De la Fusion de la G.L. et du G.O. en 1799

Alexandre_Louis_Roëttiers_de_Montaleau_(1748-1807)

Le 21 mai 1799, les commissaires des parties contractantes se réunirent et dressèrent le concordat suivant :

Du 21e jour du3e mois de l’an de la V. L, 5799.

Nous, commissaires réunis des GG. OO. de France, séant à Paris, avons exhibé nos pouvoirs respectifs, émanés de l’O. auquel nous sommes attachés, d’où il résulte que, d’une part, ont été nommés les FF. Darmancourt et Conard, présidents, et les FF. Duvillard et Houssement, et, d’autre part, les FF. Montaleau, président, Augebault, grand orateur, et Bernault, grand expert, à l’effet d’aviser aux moyens de conciliation et d’union entre les deux O., pour ne faire qu’un tout indivisible, et le tout pour l’avantage de l’art maçonnique et la prospérité de l’Ordre, sommes convenus des articles qui suivent, savoir :

Art. Ier. — L’inamovibilité est abolie ;

Art.
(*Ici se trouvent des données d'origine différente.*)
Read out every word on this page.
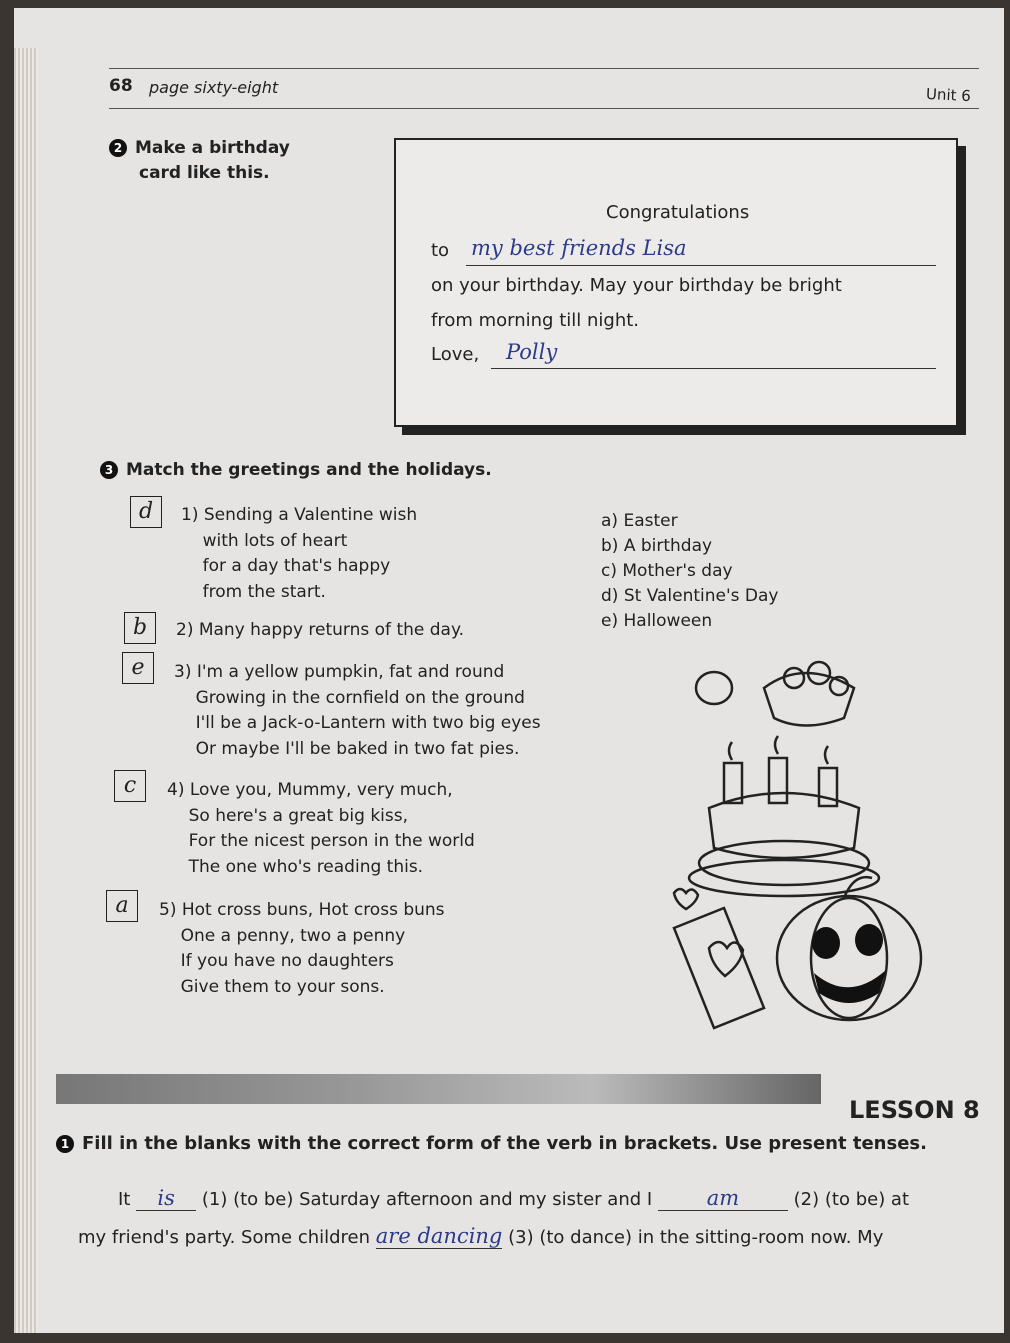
68 page sixty-eight	Unit 6
2 Make a birthday
card like this.
Congratulations
to my best friends Lisa
on your birthday. May your birthday be bright
from morning till night.
Love, Polly
3 Match the greetings and the holidays.
d	1) Sending a Valentine wish
with lots of heart
for a day that's happy
from the start.
b	2) Many happy returns of the day.
e	3) I'm a yellow pumpkin, fat and round
Growing in the cornfield on the ground
I'll be a Jack-o-Lantern with two big eyes
Or maybe I'll be baked in two fat pies.
c	4) Love you, Mummy, very much,
So here's a great big kiss,
For the nicest person in the world
The one who's reading this.
a	5) Hot cross buns, Hot cross buns
One a penny, two a penny
If you have no daughters
Give them to your sons.
a) Easter
b) A birthday
c) Mother's day
d) St Valentine's Day
e) Halloween
LESSON 8
1 Fill in the blanks with the correct form of the verb in brackets. Use present tenses.
It is (1) (to be) Saturday afternoon and my sister and I	am	(2) (to be) at
my friend's party. Some children are dancing (3) (to dance) in the sitting-room now. My
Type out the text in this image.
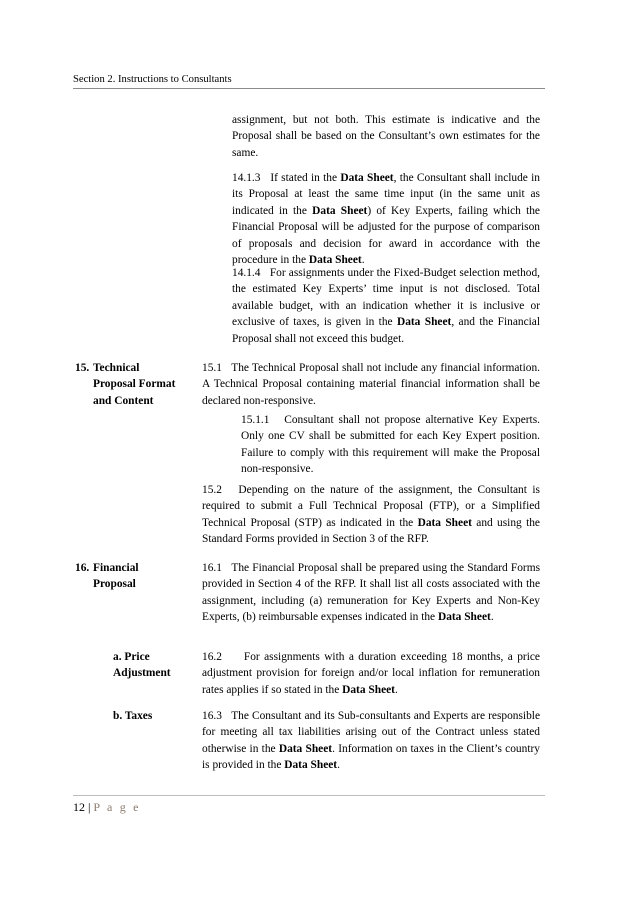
Section 2. Instructions to Consultants
assignment, but not both. This estimate is indicative and the Proposal shall be based on the Consultant’s own estimates for the same.
14.1.3 If stated in the Data Sheet, the Consultant shall include in its Proposal at least the same time input (in the same unit as indicated in the Data Sheet) of Key Experts, failing which the Financial Proposal will be adjusted for the purpose of comparison of proposals and decision for award in accordance with the procedure in the Data Sheet.
14.1.4 For assignments under the Fixed-Budget selection method, the estimated Key Experts’ time input is not disclosed. Total available budget, with an indication whether it is inclusive or exclusive of taxes, is given in the Data Sheet, and the Financial Proposal shall not exceed this budget.
15. Technical
Proposal Format
and Content
15.1 The Technical Proposal shall not include any financial information. A Technical Proposal containing material financial information shall be declared non-responsive.
15.1.1 Consultant shall not propose alternative Key Experts. Only one CV shall be submitted for each Key Expert position. Failure to comply with this requirement will make the Proposal non-responsive.
15.2 Depending on the nature of the assignment, the Consultant is required to submit a Full Technical Proposal (FTP), or a Simplified Technical Proposal (STP) as indicated in the Data Sheet and using the Standard Forms provided in Section 3 of the RFP.
16. Financial
Proposal
16.1 The Financial Proposal shall be prepared using the Standard Forms provided in Section 4 of the RFP. It shall list all costs associated with the assignment, including (a) remuneration for Key Experts and Non-Key Experts, (b) reimbursable expenses indicated in the Data Sheet.
a. Price
Adjustment
16.2 For assignments with a duration exceeding 18 months, a price adjustment provision for foreign and/or local inflation for remuneration rates applies if so stated in the Data Sheet.
b. Taxes	16.3 The Consultant and its Sub-consultants and Experts are responsible for meeting all tax liabilities arising out of the Contract unless stated otherwise in the Data Sheet. Information on taxes in the Client’s country is provided in the Data Sheet.
12 | P a g e
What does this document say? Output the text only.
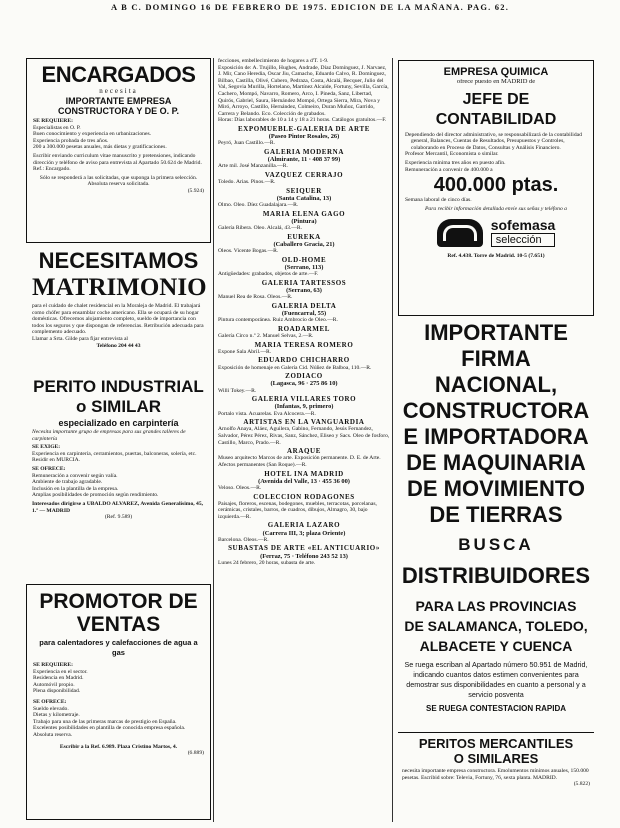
A B C. DOMINGO 16 DE FEBRERO DE 1975. EDICION DE LA MAÑANA. PAG. 62.
ENCARGADOS
necesita
IMPORTANTE EMPRESA CONSTRUCTORA Y DE O. P.
SE REQUIERE:
Especialistas en O. P.
Buen conocimiento y experiencia en urbanizaciones.
Experiencia probada de tres años.
200 a 300.000 pesetas anuales, más dietas y gratificaciones.
Escribir enviando curriculum vitae manuscrito y pretensiones, indicando dirección y teléfono de aviso para entrevista al Apartado 50.624 de Madrid. Ref.: Encargado.
Sólo se responderá a las solicitadas, que suponga la primera selección. Absoluta reserva solicitada.
(5.924)
NECESITAMOS
MATRIMONIO
para el cuidado de chalet residencial en la Moraleja de Madrid. Él trabajará como chófer para ensamblar coche americano. Ella se ocupará de su hogar domésticas. Ofrecemos alojamiento completo, sueldo de importancia con todos los seguros y que dispongan de referencias. Retribución adecuada para complemento adecuado.
Llamar a Srta. Gilde para fijar entrevista al
Teléfono 204 44 43
PERITO INDUSTRIAL
o SIMILAR
especializado en carpintería
Necesita importante grupo de empresas para sus grandes talleres de carpintería
SE EXIGE:
Experiencia en carpintería, cerramientos, puertas, balconeras, solería, etc.
Residir en MURCIA.
SE OFRECE:
Remuneración a convenir según valía.
Ambiente de trabajo agradable.
Inclusión en la plantilla de la empresa.
Amplias posibilidades de promoción según rendimiento.
Interesados dirigirse a UBALDO ALVAREZ, Avenida Generalísimo, 45, 1.º — MADRID
(Ref. 9.589)
PROMOTOR DE VENTAS
para calentadores y calefacciones de agua a gas
SE REQUIERE:
Experiencia en el sector.
Residencia en Madrid.
Automóvil propio.
Plena disponibilidad.
SE OFRECE:
Sueldo elevado.
Dietas y kilometraje.
Trabajo para una de las primeras marcas de prestigio en España.
Excelentes posibilidades en plantilla de conocida empresa española.
Absoluta reserva.
Escribir a la Ref. 6.989. Plaza Cristino Martos, 4.
(6.889)
fecciones, embellecimiento de hogares a d'T. 1-9.
Exposición de: A. Trujillo, Hughes, Andrade, Díaz Domínguez, J. Narvaez, J. Mir, Cano Heredia, Oscar Jiu, Camacho, Eduardo Calvo, R. Domínguez, Bilbao, Castilla, Olivé, Cubero, Pedraza, Costa, Alcalá, Becquer, Julio del Val, Segovia Murilla, Hortelano, Martínez Alcaide, Fortuny, Sevilla, García, Cachero, Mompó, Navarro, Romero, Arco, I. Pineda, Sanz, Libertad, Quirós, Gabriel, Saura, Hernández Mompó, Ortega Sierra, Mira, Nova y Miró, Arroyo, Castillo, Hernández, Colmeiro, Duran Muñoz, Garrido, Carrera y Belando. Eco. Colección de grabados.
Horas: Días laborables de 10 a 14 y 18 a 21 horas. Catálogos gratuitos.—F.
EXPOMUEBLE-GALERIA DE ARTE
(Paseo Pintor Rosales, 26)
Peyró, Juan Castillo.—R.
GALERIA MODERNA
(Almirante, 11 · 408 37 99)
Arte mil. José Manzanilla.—R.
VAZQUEZ CERRAJO
Toledo. Arias. Pinos.—R.
SEIQUER
(Santa Catalina, 13)
Olmo. Oleo. Díez Guadalajara.—R.
MARIA ELENA GAGO
(Pintura)
Galería Ribera. Oleo. Alcalá, 43.—R.
EUREKA
(Caballero Gracia, 21)
Oleos. Vicente Bogas.—R.
OLD-HOME
(Serrano, 113)
Antigüedades: grabados, objetos de arte.—F.
GALERIA TARTESSOS
(Serrano, 63)
Manuel Rea de Rosa. Oleos.—R.
GALERIA DELTA
(Fuencarral, 55)
Pintura contemporánea. Ruiz Ambrocio de Oleo.—R.
ROADARMEL
Galería Circo n.º 2. Manuel Selvas, 2.—R.
MARIA TERESA ROMERO
Expone Sala Abril.—R.
EDUARDO CHICHARRO
Exposición de homenaje en Galería Cid. Núñez de Balboa, 110.—R.
ZODIACO
(Lagasca, 96 · 275 86 10)
Willi Tokey.—R.
GALERIA VILLARES TORO
(Infantas, 9, primero)
Portalo vista. Acuarelas. Eva Alcocera.—R.
ARTISTAS EN LA VANGUARDIA
Arnolfo Anaya, Aláez, Aguilera, Gabino, Fernando, Jesús Fernandez, Salvador, Pérez Pérez, Rivas, Sanz, Sánchez, Eliseo y Sacs. Oleo de fosforo, Castillo, Marco, Prado.—R.
ARAQUE
Museo arquitecto Marcos de arte. Exposición permanente. D. E. de Arte. Afectos permanentes (San Roque).—R.
HOTEL INA MADRID
(Avenida del Valle, 13 · 455 36 00)
Veloso. Oleos.—R.
COLECCION RODAGONES
Paisajes, floreros, escenas, bodegones, muebles, terracotas, porcelanas, cerámicas, cristales, barros, de cuadros, dibujos, Almagro, 30, bajo izquierda.—R.
GALERIA LAZARO
(Carrera III, 3; plaza Oriente)
Barcelona. Oleos.—R.
SUBASTAS DE ARTE «EL ANTICUARIO»
(Ferraz, 75 · Teléfono 243 52 13)
Lunes 24 febrero, 20 horas, subasta de arte.
EMPRESA QUIMICA
ofrece puesto en MADRID de
JEFE DE CONTABILIDAD
Dependiendo del director administrativo, se responsabilizará de la contabilidad general, Balances, Cuentas de Resultados, Presupuestos y Controles, colaborando en Proceso de Datos, Consultas y Análisis Financiero.
Profesor Mercantil, Economista o similar.
Experiencia mínima tres años en puesto afín.
Remuneración a convenir de 400.000 a
400.000 ptas.
Semana laboral de cinco días.
Para recibir información detallada envíe sus señas y teléfono a
sofemasa
selección
Ref. 4.438. Torre de Madrid. 10-5 (7.651)
IMPORTANTE
FIRMA NACIONAL,
CONSTRUCTORA
E IMPORTADORA
DE MAQUINARIA
DE MOVIMIENTO
DE TIERRAS
BUSCA
DISTRIBUIDORES
PARA LAS PROVINCIAS
DE SALAMANCA, TOLEDO,
ALBACETE Y CUENCA
Se ruega escriban al Apartado número 50.951 de Madrid, indicando cuantos datos estimen convenientes para demostrar sus disponibilidades en cuanto a personal y a servicio posventa
SE RUEGA CONTESTACION RAPIDA
PERITOS MERCANTILES
O SIMILARES
necesita importante empresa constructora. Emolumentos mínimos anuales, 150.000 pesetas. Escribid sobre: Televia, Fortuny, 76, sexta planta. MADRID.
(5.822)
II. — Les VV. actuellement inamovibles, pourront continuer leurs fonctions pendant neuf ans consécutifs.

La Loge aura la faculté, à l’expiration des dites neuf années, de les continuer dans la même dignité. Dans le cas où la L. nommerait un nouveau V., l’ancien V. jouira du titre d’honoraire fondateur ; il lui sera rendu les mêmes honneurs qu’au V. titulaire.

Art. III. — Les officiers ci-devant à la nomination du V. seul, seront, à l’avenir, à la nomination des membres de la L., et par scrutin.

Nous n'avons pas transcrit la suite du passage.